IT services company Infosys on Thursday said its headcount fell by 1,908 in the quarter ended June, reporting a decline for the sixth-straight quarter. The total headcount for the June quarter stood at 315,332, down from 336,294 in the previous quarter. On a year-on-year basis, it fell by 20,962. Infosys had seen a net reduction of 5,423 employees in the March quarter.
Jayesh Sanghrajka, chief financial officer at Infosys, said: “Last multiple quarters we have moved to agile hiring base. We hire freshers from on and off the campus. This quarter we had a 2,000 person net decline, which was lower than the previous quarters.” The attrition rate for June quarter on the last twelve-month basis saw a marginal increase to 12.7% from 12.6% in the previous quarter. “Our utilisation is already at 85%, so we have little headroom left. As we start seeing growth we will look at hiring,” he added.
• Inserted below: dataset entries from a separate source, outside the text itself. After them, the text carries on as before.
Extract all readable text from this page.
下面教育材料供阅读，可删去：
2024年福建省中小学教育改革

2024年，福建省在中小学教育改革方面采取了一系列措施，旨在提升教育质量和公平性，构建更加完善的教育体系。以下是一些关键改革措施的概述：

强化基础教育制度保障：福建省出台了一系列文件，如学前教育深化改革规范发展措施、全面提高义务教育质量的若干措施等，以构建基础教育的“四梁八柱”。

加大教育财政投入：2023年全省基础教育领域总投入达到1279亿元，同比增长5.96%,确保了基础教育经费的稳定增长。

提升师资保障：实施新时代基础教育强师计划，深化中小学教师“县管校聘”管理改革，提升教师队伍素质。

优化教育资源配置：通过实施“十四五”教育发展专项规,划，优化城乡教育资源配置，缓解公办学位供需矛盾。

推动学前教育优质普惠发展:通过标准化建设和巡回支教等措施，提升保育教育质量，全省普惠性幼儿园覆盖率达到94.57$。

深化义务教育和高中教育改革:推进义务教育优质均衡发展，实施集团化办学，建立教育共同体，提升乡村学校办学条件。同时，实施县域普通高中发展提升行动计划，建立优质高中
The company is looking to hire 15,000 to 20,000 freshers in FY25, Sanghrajka said. The IT services giant had hired 11,900 employees in FY24, which was significantly lower than the over 50,000 freshers the company recruited the previous year.
Infosys is not alone, peers HCLTech and Tata Consultancy Services (TCS) also saw a similar trend. HCLTech’s headcount decreased by 8,080 employees in the April-June quarter, but this decline includes approximately 7,398 employees lost due to the divestiture associated with State Street, HCLTech said. TCS added 5,452 employees on a net-to-net basis in April-June, reversing three straight quarters of decline. However, the overall headcount at the company dropped 1,759 sequentially.
LTIMindtree was an exception, adding 284 employees sequentially in the June quarter. Infosys reported a higher-than-expected earnings in the quarter ended June led by growth in its banking, financial, services and insurance (BFSI) vertical. The topline rose nearly 4% sequentially to 39,315 crore in April-June, but net profit fell 20% to
6,368 crore. The company also surprised the Street by raising its sales forecast for the FY25 to 3-4% from 1-3% projected earlier.